Christian Kleinerman, EVP Product, Snowflake
“The EU AI Act’s new guidelines are a defining moment for AI in Europe, in advocating for the safe and responsible use of AI. The AI Act’s risk-based approach is especially important because it focuses regulation on how AI is deployed and used, rather than treating all AI systems equally. By elevating AI literacy as a core requirement, the EU is putting people at the center of AI’s discourse. As AI evolves to become more autonomous and drive business decision-making, trust and safety are essential foundations to the skills and platforms we rely on.
“With the regulatory landscape taking shape, businesses must place a greater focus on transparency, traceability, and auditability. This will ensure they have the right frameworks in place to meet their respective obligations. For many organizations, the biggest challenge isn’t the models themselves, but understanding and governing how AI systems interact with sensitive data and business processes.
“This shift creates a real opportunity for European organizations. Balancing innovation with compliance doesn’t mean slowing down, it means designing systems where regulatory requirements are built in by default, not managed manually or bolted on later.
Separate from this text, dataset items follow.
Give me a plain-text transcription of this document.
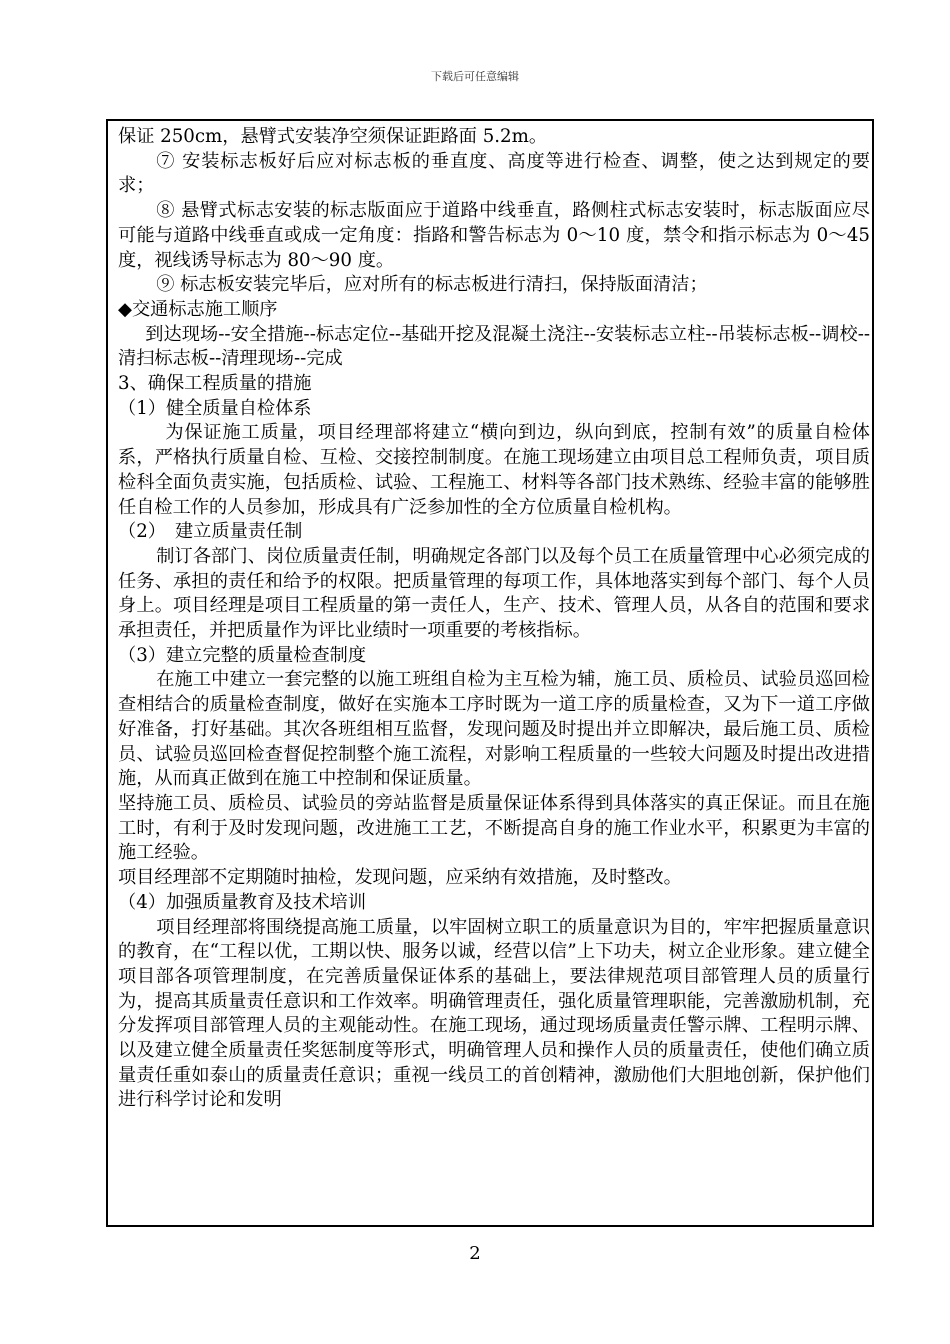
下载后可任意编辑

保证 250cm，悬臂式安装净空须保证距路面 5.2m。

⑦ 安装标志板好后应对标志板的垂直度、高度等进行检查、调整，使之达到规定的要求；

⑧ 悬臂式标志安装的标志版面应于道路中线垂直，路侧柱式标志安装时，标志版面应尽可能与道路中线垂直或成一定角度：指路和警告标志为 0～10 度，禁令和指示标志为 0～45 度，视线诱导标志为 80～90 度。

⑨ 标志板安装完毕后，应对所有的标志板进行清扫，保持版面清洁；

◆交通标志施工顺序

到达现场--安全措施--标志定位--基础开挖及混凝土浇注--安装标志立柱--吊装标志板--调校--清扫标志板--清理现场--完成

3、确保工程质量的措施

（1）健全质量自检体系

为保证施工质量，项目经理部将建立“横向到边，纵向到底，控制有效”的质量自检体系，严格执行质量自检、互检、交接控制制度。在施工现场建立由项目总工程师负责，项目质检科全面负责实施，包括质检、试验、工程施工、材料等各部门技术熟练、经验丰富的能够胜任自检工作的人员参加，形成具有广泛参加性的全方位质量自检机构。

（2）　建立质量责任制

制订各部门、岗位质量责任制，明确规定各部门以及每个员工在质量管理中心必须完成的任务、承担的责任和给予的权限。把质量管理的每项工作，具体地落实到每个部门、每个人员身上。项目经理是项目工程质量的第一责任人，生产、技术、管理人员，从各自的范围和要求承担责任，并把质量作为评比业绩时一项重要的考核指标。

（3）建立完整的质量检查制度

在施工中建立一套完整的以施工班组自检为主互检为辅，施工员、质检员、试验员巡回检查相结合的质量检查制度，做好在实施本工序时既为一道工序的质量检查，又为下一道工序做好准备，打好基础。其次各班组相互监督，发现问题及时提出并立即解决，最后施工员、质检员、试验员巡回检查督促控制整个施工流程，对影响工程质量的一些较大问题及时提出改进措施，从而真正做到在施工中控制和保证质量。

坚持施工员、质检员、试验员的旁站监督是质量保证体系得到具体落实的真正保证。而且在施工时，有利于及时发现问题，改进施工工艺，不断提高自身的施工作业水平，积累更为丰富的施工经验。

项目经理部不定期随时抽检，发现问题，应采纳有效措施，及时整改。

（4）加强质量教育及技术培训

项目经理部将围绕提高施工质量，以牢固树立职工的质量意识为目的，牢牢把握质量意识的教育，在“工程以优，工期以快、服务以诚，经营以信”上下功夫，树立企业形象。建立健全项目部各项管理制度，在完善质量保证体系的基础上，要法律规范项目部管理人员的质量行为，提高其质量责任意识和工作效率。明确管理责任，强化质量管理职能，完善激励机制，充分发挥项目部管理人员的主观能动性。在施工现场，通过现场质量责任警示牌、工程明示牌、以及建立健全质量责任奖惩制度等形式，明确管理人员和操作人员的质量责任，使他们确立质量责任重如泰山的质量责任意识；重视一线员工的首创精神，激励他们大胆地创新，保护他们进行科学讨论和发明

2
When governance, security, and monitoring are native to a platform, teams can innovate faster because they’re not constantly reinventing guardrails. Companies that move fast and earn trust in AI will be the ones that unlock a competitive advantage.
“Responsible innovation demands partnership — across industries, with regulators, and with society at large. Leadership in AI starts with transparency, strong governance, and human oversight, ensuring that systems are explainable and not treating AI as an opaque black box. AI itself isn’t inherently good or bad, it reflects how responsibly we choose to wield it. Responsibility doesn’t stop at model design, it extends to how we prepare people and institutions for an AI-driven economy.”